Title of Work and its Form:  “How Our Town Got Its New Name and Some Other Stuff That Happened,” short story
Author: Marie Potoczny
Date of Work: 2012
Where the Work Can Be Found:  The story was originally published by the excellent online journal failbetter.  Why not check it out right now?  It’s free!

Bonus: Here is Ms. Potoczny’s “Donor,” a story that was published in the Apalachee Review.  (It’s a PDF.)

Element of Craft We’re Stealing: Voice

Discussion:
The story takes place in the aftermath of the terrorist attacks of September 11, 2001.  The citizens of New Mecca, Iowa are frustrated and don’t quite know what to do with their anger and despair.  They change the name of their town to something more patriotic: Rumsfeld.  (Of course.)  The residents of Rumsfeld subsequently get revenge…on all of the wrong people.  I don’t want to ruin exactly what happens, but it seems to me that Ms. Potoczny intends the piece to serve as an allegory of the public reaction to the George W. Bush era.
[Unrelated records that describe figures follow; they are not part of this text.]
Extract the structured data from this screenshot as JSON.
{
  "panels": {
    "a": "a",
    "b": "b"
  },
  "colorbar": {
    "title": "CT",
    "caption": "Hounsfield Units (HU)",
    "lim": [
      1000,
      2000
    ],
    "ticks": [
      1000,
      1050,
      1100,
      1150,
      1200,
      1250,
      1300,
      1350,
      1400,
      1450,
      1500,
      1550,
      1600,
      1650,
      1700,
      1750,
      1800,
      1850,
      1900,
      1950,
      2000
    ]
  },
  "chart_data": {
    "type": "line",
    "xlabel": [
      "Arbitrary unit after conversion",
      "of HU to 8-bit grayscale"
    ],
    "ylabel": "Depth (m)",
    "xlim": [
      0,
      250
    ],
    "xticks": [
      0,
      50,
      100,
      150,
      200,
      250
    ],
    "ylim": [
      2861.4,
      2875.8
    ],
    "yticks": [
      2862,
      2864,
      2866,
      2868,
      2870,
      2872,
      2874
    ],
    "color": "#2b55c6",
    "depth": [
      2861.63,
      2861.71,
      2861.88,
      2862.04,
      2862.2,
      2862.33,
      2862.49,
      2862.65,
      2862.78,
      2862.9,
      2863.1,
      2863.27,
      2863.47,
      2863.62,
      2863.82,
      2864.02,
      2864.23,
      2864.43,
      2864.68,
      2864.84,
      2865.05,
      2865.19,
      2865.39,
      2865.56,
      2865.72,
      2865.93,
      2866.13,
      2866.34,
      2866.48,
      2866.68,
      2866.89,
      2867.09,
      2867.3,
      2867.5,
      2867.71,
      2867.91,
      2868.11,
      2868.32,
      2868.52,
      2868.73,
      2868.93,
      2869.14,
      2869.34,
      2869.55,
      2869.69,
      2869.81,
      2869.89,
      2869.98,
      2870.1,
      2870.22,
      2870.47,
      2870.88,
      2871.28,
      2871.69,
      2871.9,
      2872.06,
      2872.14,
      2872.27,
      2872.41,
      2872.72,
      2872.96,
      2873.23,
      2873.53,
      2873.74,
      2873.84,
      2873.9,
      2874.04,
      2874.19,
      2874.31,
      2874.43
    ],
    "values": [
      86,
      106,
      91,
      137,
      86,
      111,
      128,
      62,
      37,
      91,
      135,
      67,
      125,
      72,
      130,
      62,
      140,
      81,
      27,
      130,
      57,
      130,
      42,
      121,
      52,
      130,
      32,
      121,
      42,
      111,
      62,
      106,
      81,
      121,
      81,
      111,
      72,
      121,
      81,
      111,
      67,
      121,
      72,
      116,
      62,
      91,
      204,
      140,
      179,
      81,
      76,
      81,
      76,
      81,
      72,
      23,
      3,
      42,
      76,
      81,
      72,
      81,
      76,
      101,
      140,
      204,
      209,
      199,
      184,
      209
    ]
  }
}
The story is told from the perspective of one of the citizens of Rumsfeld.  I also tend to believe that the narrator may be the mass consciousness of those who call Rumsfeld home.  One way Ms. Potoczny gives this character a unique voice is by allowing him/her/it to make the kind of grammatical errors we all make.  Check out the missing punctuation and the comma splices in this section of the very first paragraph:

I mean you could just hardly believe it. We took down the “Welcome to New Mecca, IA” sign, we were gonna do it anyway, but maybe the goat sped things up, and unanimously voted to change the name of our town to something a little more patriotic.

These “flaws” give the narrator some personality and also make sense within the context of the story.  The whole point is that the folks who live in the Town Formerly Known As New Mecca are acknowledging the mistakes they’ve made and the flaws that existed in their belief system.

Another thing I love about the story is the allegory hidden inside the central allegory.  The residents of Rumsfeld decide to get revenge by peeing into the water supply of the neighboring town.  What’s wrong with this plan?

  • They’re getting revenge on the wrong people.
  • They’re not actually going to hurt any of the folks in Alma
  • They’re degrading themselves in the process of attempting revenge
  • The citizens of Alma have much more potent forms of protection.

The deeper allegory is that the folks in Rumsfeld are impotent; they desperately want to get revenge and to protect themselves and to feel safe, but can’t figure out how to accomplish these goals.  Ms. Potoczny doesn’t employ too heavy a hand in constructing her allegories.  The best examples of this kind of literature allows for multiple reasonable interpretations.  (I read Animal Farm in fifth grade and thought it was an allegory on the political system in the United States; Orwell’s touch was light enough to make this reasonable.)  The least satisfying allegories force you into a critical straitjacket.  (I don’t want to list any examples of those.)

Ironically, writing a piece like this is a great way to exorcise some of the anger you may have about political developments.  If you’re anything like me, you get really angry about certain things that happen in politics and in culture.  I don’t know how Ms. Potoczny feels about any of the pressing issues of the day, but I can definitely imagine that deconstructing the post-9/11 response can provide the kind of catharsis that Rumsfelders were trying to achieve.

What Should We Steal?

  • Goof up if its going too reinforce you’re point.  Grammatical errors can be particularly appropriate for dialogue and may illustrate why your character is the way they are.
  • Shape your allegories with a delicate touch.  Allow your reader to make his or her own decision as to what you really meant with your grand allegory.  Not only will the comparison mean more to the reader, but you’ll empower readers to choose from more options.
  • Exorcise your political demons through the magic of storytelling.  You can run for office so you can change things in your country, but that will invite reporters to uncover all the embarrassing things you’ve done.  Why not simply write a story that could nudge readers ever closer to agreeing with your philosophies?